Purpose of the Study:
- Investigate CaEC-adipocyte interaction mechanisms and their metabolic impact.
- Identify molecular players in intercellular communication within adipose tissue.
- Determine the role of connexin 43 (Cx43) in adipose tissue function and obesity.
Main Methods:
- Single-cell RNA sequencing (scRNAseq) to analyze CaEC gene expression.
- Transmission electron microscopy (TEM) to visualize CaEC-adipocyte contact.
Main Results:
- scRNAseq revealed enhanced fatty acid handling in CaECs from high-fat diet (HFD) mice.
- In vitro co-culture showed lipid-induced upregulation of fatty acid binding protein 4.
- Endothelial Cx43 deletion exacerbated HFD-induced adiposity and dyslipidemia.
- Phosphorylation of Cx43 (Ser368) increased with HFD and lipid treatment, suggesting gap junction closure.
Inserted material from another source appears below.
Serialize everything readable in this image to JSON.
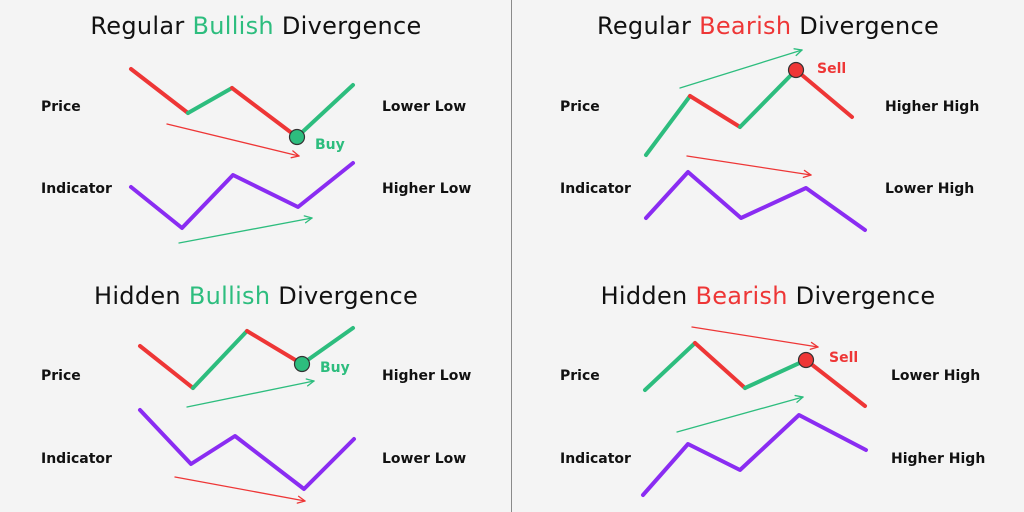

- Cx43S368A mutant mice showed reduced adiposity and improved lipid profiles on HFD.
Conclusions:
- Adipose capillary endothelial cells possess specialized lipid handling capabilities.
- Intercellular communication, potentially via Cx43, is crucial for adipose tissue function.
- Cx43-mediated gap junction communication regulates adiposity and lipid metabolism, offering a potential therapeutic target for obesity.